Schmidt, Wang ve Hendrycks’in önerdiği ise üçüncü bir yol. Yarışı kazanma saplantısından vazgeçip, kontrollü ve sorumlu bir strateji geliştirmek gerekiyor. Yazarlar, ABD'nin odağını "süper zekâ yarışını kazanmaktan" uzaklaşarak, diğer ülkelerin süper zekâ sistemleri geliştirmesini caydıracak yöntemler yaratmasını öneriyor.
Yazarlara göre ABD hükümeti, rakip ülkeler tarafından yürütülen tehditkâr yapay zekâ projelerini etkisiz hâle getirecek siber saldırı kapasitesini genişletmeli ve aynı zamanda ileri seviye yapay zekâ çiplerine ve açık kaynak modellere olan erişimlerini kısıtlamalı.
İnsanlık için varoluşsal bir tercih
Şahsen Yapay Genel Zekâ’yı hızlıca geliştirme tutkusunun eğer dikkatli olunmazsa, teknolojik bir felakete dönüşebileceğine inananlardanım. Çünkü atom bombasından farklı olarak, Yapay Genel Zekâ’da kontrol kaybedilirse bu sistemlerin kontrolünü geri kazanmak gerçekten zorlu olsa gerek.
Süper zekâ seviyesine ulaşan bir sistem, tüm yaşamımızı şekillendiren kararlara hükmedebilecek güçte olacaktır. Halihazırda pek de süper olmayan kural bazlı algoritmaların örneğin sosyal medya algoritmalarının hayatımızı nasıl etkilediğini bir düşünelim. İnsanlığın geleceğini şekillendiren bu teknolojiyi aceleyle geliştirmek mi yoksa kontrollü ve tedbirli ilerlemek mi?

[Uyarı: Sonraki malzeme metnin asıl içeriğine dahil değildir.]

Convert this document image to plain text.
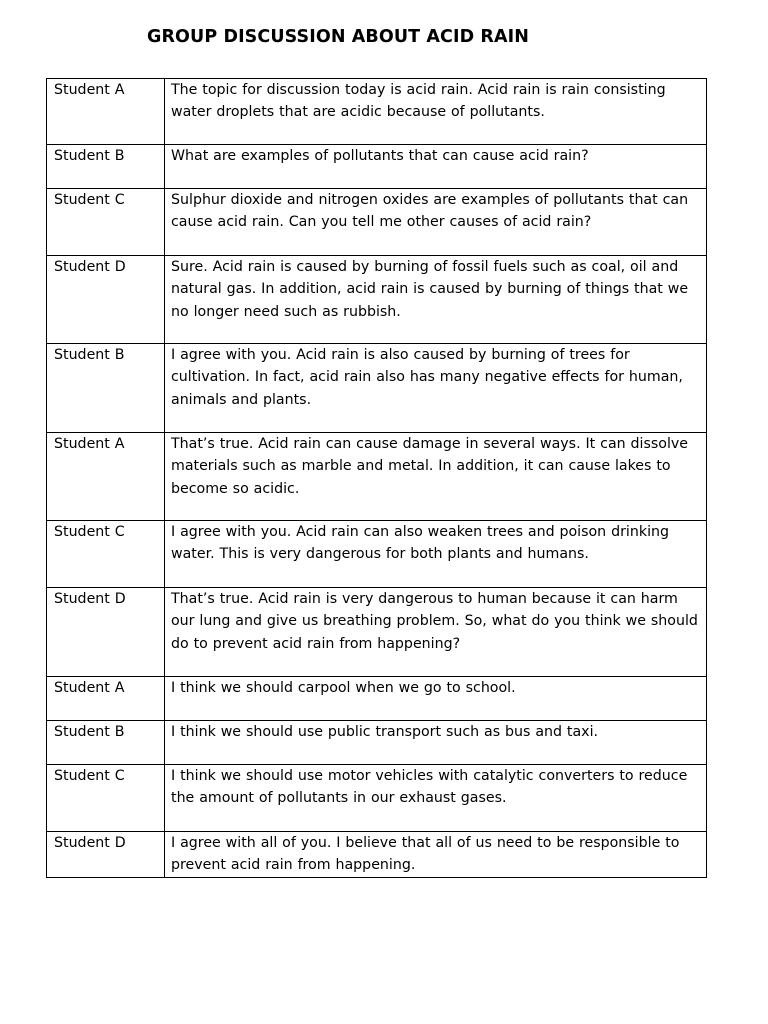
GROUP DISCUSSION ABOUT ACID RAIN
Student A	The topic for discussion today is acid rain. Acid rain is rain consisting water droplets that are acidic because of pollutants.
Student B	What are examples of pollutants that can cause acid rain?
Student C	Sulphur dioxide and nitrogen oxides are examples of pollutants that can cause acid rain. Can you tell me other causes of acid rain?
Student D	Sure. Acid rain is caused by burning of fossil fuels such as coal, oil and natural gas. In addition, acid rain is caused by burning of things that we no longer need such as rubbish.
Student B	I agree with you. Acid rain is also caused by burning of trees for cultivation. In fact, acid rain also has many negative effects for human, animals and plants.
Student A	That’s true. Acid rain can cause damage in several ways. It can dissolve materials such as marble and metal. In addition, it can cause lakes to become so acidic.
Student C	I agree with you. Acid rain can also weaken trees and poison drinking water. This is very dangerous for both plants and humans.
Student D	That’s true. Acid rain is very dangerous to human because it can harm our lung and give us breathing problem. So, what do you think we should do to prevent acid rain from happening?
Student A	I think we should carpool when we go to school.
Student B	I think we should use public transport such as bus and taxi.
Student C	I think we should use motor vehicles with catalytic converters to reduce the amount of pollutants in our exhaust gases.
Student D	I agree with all of you. I believe that all of us need to be responsible to prevent acid rain from happening.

Tarih bize defalarca şunu gösterdi: Büyük güçle gelen büyük sorumlulukları aceleye getirmek, büyük bedeller ödetir. Yapay zekâ devriminde, insanlık olarak, Manhattan Projesi'nden ders almalıyız. Cehenneme giden yollar iyi niyet taşlarıyla döşelidir.
Ve bu karar, dünyayı yöneten Donald Trump ve Xi Jinping gibi liderlerin elinde…
Yapay Genel Zekâ’ya yaklaşımımız, önümüzdeki yüzyılın kaderini belirleyecek. Acele etmek mi? Yoksa temkinli davranmak mı? Çin ve ABD seçimlerini yapacak. Bizlerse bu seçimi nefesimizi tutarak bekliyoruz.